In the end, the scientist’s longest-lasting legacy may have been his trans-disciplinary approach to sexuality. “He realised that sexuality was not just an issue for medicine,’ says Pastötter, whose society awards a biannual Magnus Hirschfeld Medal for outstanding service to sexual science. “His institute was a much better research space than anything made later, or than anything today, because of this.”


Science versus justice

Hirschfeld’s motto was ‘Justice through Science’. But if science serves a political cause, it’s no longer science, it’s PR.

Though Pastötter praises Hirschfeld’s social and cultural studies of sexuality, he does take issue with what some might claim is the doctor’s most praiseworthy work: his unwavering crusade for gay rights. “He gave us a hard time,” sighs Pastötter. “His motto was ‘Justice through Science’. But if science serves a political cause, it’s no longer science, it’s PR.” For Pastötter, Hirschfeld’s legacy is a professional difficulty. “He combined sexual science and politics and said they were the same; this means we now can’t do scientific research without it being assumed that we are advocates or activists.” Pastötter’s own relationship with activism has often been fraught.
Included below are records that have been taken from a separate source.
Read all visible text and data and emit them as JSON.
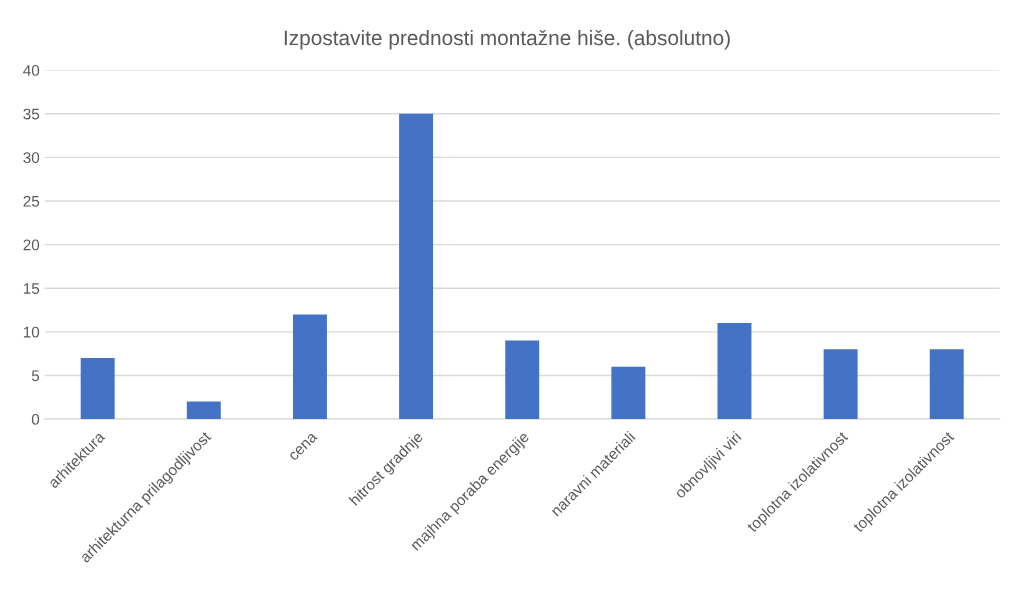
{
  "chart_data": {
    "type": "bar",
    "title": "Izpostavite prednosti montažne hiše. (absolutno)",
    "categories": [
      "arhitektura",
      "arhitekturna prilagodljivost",
      "cena",
      "hitrost gradnje",
      "majhna poraba energije",
      "naravni materiali",
      "obnovljivi viri",
      "toplotna izolativnost",
      "toplotna izolativnost"
    ],
    "values": [
      7,
      2,
      12,
      35,
      9,
      6,
      11,
      8,
      8
    ],
    "color": "#4472c4",
    "ylim": [
      0,
      40
    ],
    "yticks": [
      0,
      5,
      10,
      15,
      20,
      25,
      30,
      35,
      40
    ],
    "grid": "y",
    "legend": false
  }
}
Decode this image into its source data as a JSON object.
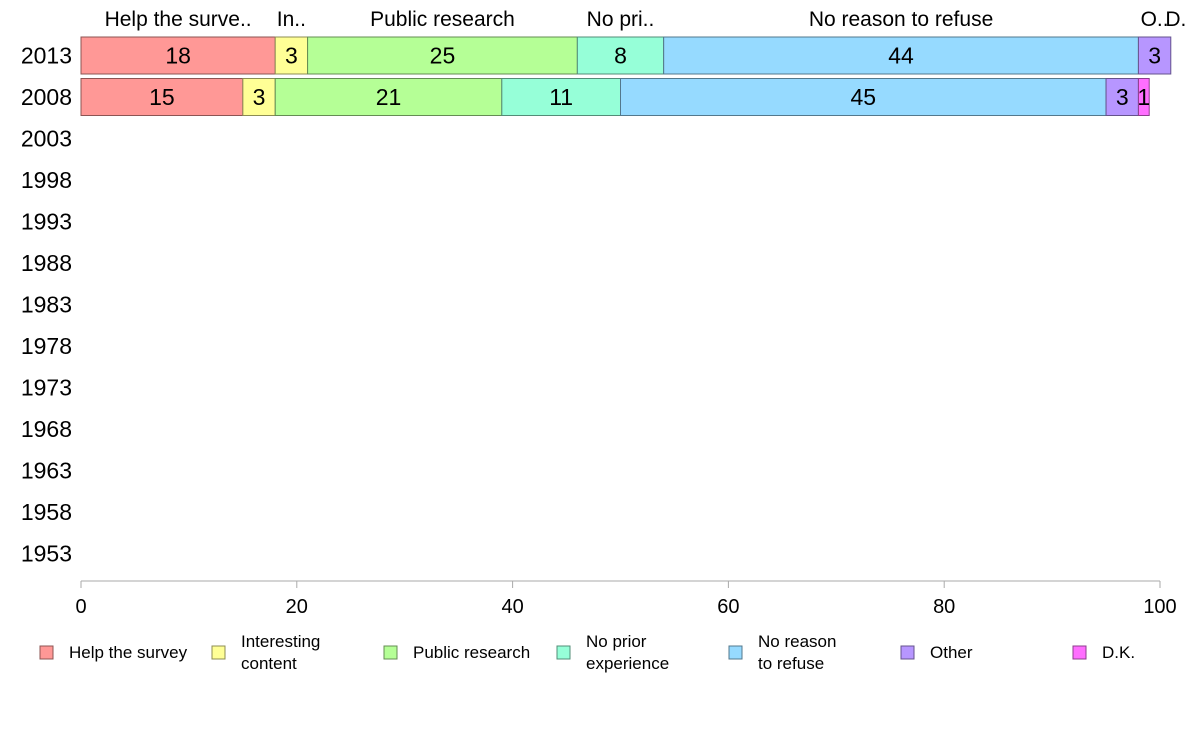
{
  "chart_data": {
    "type": "bar",
    "orientation": "horizontal",
    "stacked": true,
    "xlim": [
      0,
      100
    ],
    "x_ticks": [
      "0",
      "20",
      "40",
      "60",
      "80",
      "100"
    ],
    "categories": [
      "2013",
      "2008",
      "2003",
      "1998",
      "1993",
      "1988",
      "1983",
      "1978",
      "1973",
      "1968",
      "1963",
      "1958",
      "1953"
    ],
    "series": [
      {
        "name": "Help the survey",
        "legend_label": [
          "Help the survey"
        ],
        "top_label": "Help the surve..",
        "color": "#ff9896",
        "values": [
          18,
          15,
          null,
          null,
          null,
          null,
          null,
          null,
          null,
          null,
          null,
          null,
          null
        ]
      },
      {
        "name": "Interesting content",
        "legend_label": [
          "Interesting",
          "content"
        ],
        "top_label": "In..",
        "color": "#ffff96",
        "values": [
          3,
          3,
          null,
          null,
          null,
          null,
          null,
          null,
          null,
          null,
          null,
          null,
          null
        ]
      },
      {
        "name": "Public research",
        "legend_label": [
          "Public research"
        ],
        "top_label": "Public research",
        "color": "#b5ff96",
        "values": [
          25,
          21,
          null,
          null,
          null,
          null,
          null,
          null,
          null,
          null,
          null,
          null,
          null
        ]
      },
      {
        "name": "No prior experience",
        "legend_label": [
          "No prior",
          "experience"
        ],
        "top_label": "No pri..",
        "color": "#96ffd8",
        "values": [
          8,
          11,
          null,
          null,
          null,
          null,
          null,
          null,
          null,
          null,
          null,
          null,
          null
        ]
      },
      {
        "name": "No reason to refuse",
        "legend_label": [
          "No reason",
          "to refuse"
        ],
        "top_label": "No reason to refuse",
        "color": "#96daff",
        "values": [
          44,
          45,
          null,
          null,
          null,
          null,
          null,
          null,
          null,
          null,
          null,
          null,
          null
        ]
      },
      {
        "name": "Other",
        "legend_label": [
          "Other"
        ],
        "top_label": "O..",
        "color": "#b796ff",
        "values": [
          3,
          3,
          null,
          null,
          null,
          null,
          null,
          null,
          null,
          null,
          null,
          null,
          null
        ]
      },
      {
        "name": "D.K.",
        "legend_label": [
          "D.K."
        ],
        "top_label": "D..",
        "color": "#ff6eff",
        "values": [
          0,
          1,
          null,
          null,
          null,
          null,
          null,
          null,
          null,
          null,
          null,
          null,
          null
        ]
      }
    ],
    "label_values": [
      [
        "18",
        "3",
        "25",
        "8",
        "44",
        "3",
        ""
      ],
      [
        "15",
        "3",
        "21",
        "11",
        "45",
        "3",
        "1"
      ]
    ],
    "legend_position": "bottom",
    "grid": false
  }
}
In 2014, the DGSS found itself at odds with the queer community over recent reforms in German sex education that included an introduction to non-heteronormative sex and relationships. Vice-president Karla Etschenberg created a controversy when she spoke against advertising homosexual “propaganda” to school children. Etschenberg resigned, but Pastötter backed her position, explaining that whereas his organisation supports the acceptance of all orientations, they don’t agree with the “sexualisation of young children”. Journalists at queer.de warned of “a cuckoo egg in the Hirschfeld foundation”, showing their displeasure with the institute acting as Magnus Hirschfeld’s successor. “We’re barely on speaking terms with the LGBT rights movement,” regrets Pastötter.

For others, the combination of science and activism makes Hirschfeld inspiring. Elena Mancini is an American academic who specialises in intersections of culture and gender studies, and the author of the recent biography Magnus Hirschfeld and the Quest for Sexual Freedom. “He rightly saw his project as a broader human rights cause, aligning with feminist groups, the suffragette movement, abortion rights activists,” she explains. “He used his role at the Institute to educate the broader public, providing medical legitimacy to these rights. We are only now beginning to catch up with him.”


A gay Weimar walkabout

Christopher Isherwood himself wrote “Berlin meant boys” in the opening of his “truly” autobiographical Christopher and His Kind. Here are some traces of gay Weimar in today’s Berlin…

  • With Hirschfeld, science was on the side of homosexuals. A memorial plaque stands at Bettina-von-Arnim-Ufer, west of the Haus der Kulturen der Welt, where his Institute for Sexual Research once stood.
  • Schöneberg’s streets were filled with gay cafés, bars and nightclubs – the most famous being Eldorado (Motzstr. 24). Today the space still pays tribute to what it was… as bio supermarket Speisekammer im Eldorado.
  • A scant two blocks away, Kleiststraße’s Kleist-Kasino (first at number 15, then at 35) has been a gay establishment since 1921, barring the Nazi period through 1950. Today not everyone can visit the historic space, as the new owners have turned it into the men-only sex club Bull.

Weimar Berlin also had several queer publications, parts of which you can find online. Der Eigene, dating back to 1896, is perhaps the most famous, but Die Freundschaft (gay), Die Freundin (lesbian) also flourished. Otherwise, Mel Gordon’s Voluptuous Panic does an excellent job documenting gay Weimar Berlin – and looks great on your coffee table. So your gay walkabout needn’t even require leaving home.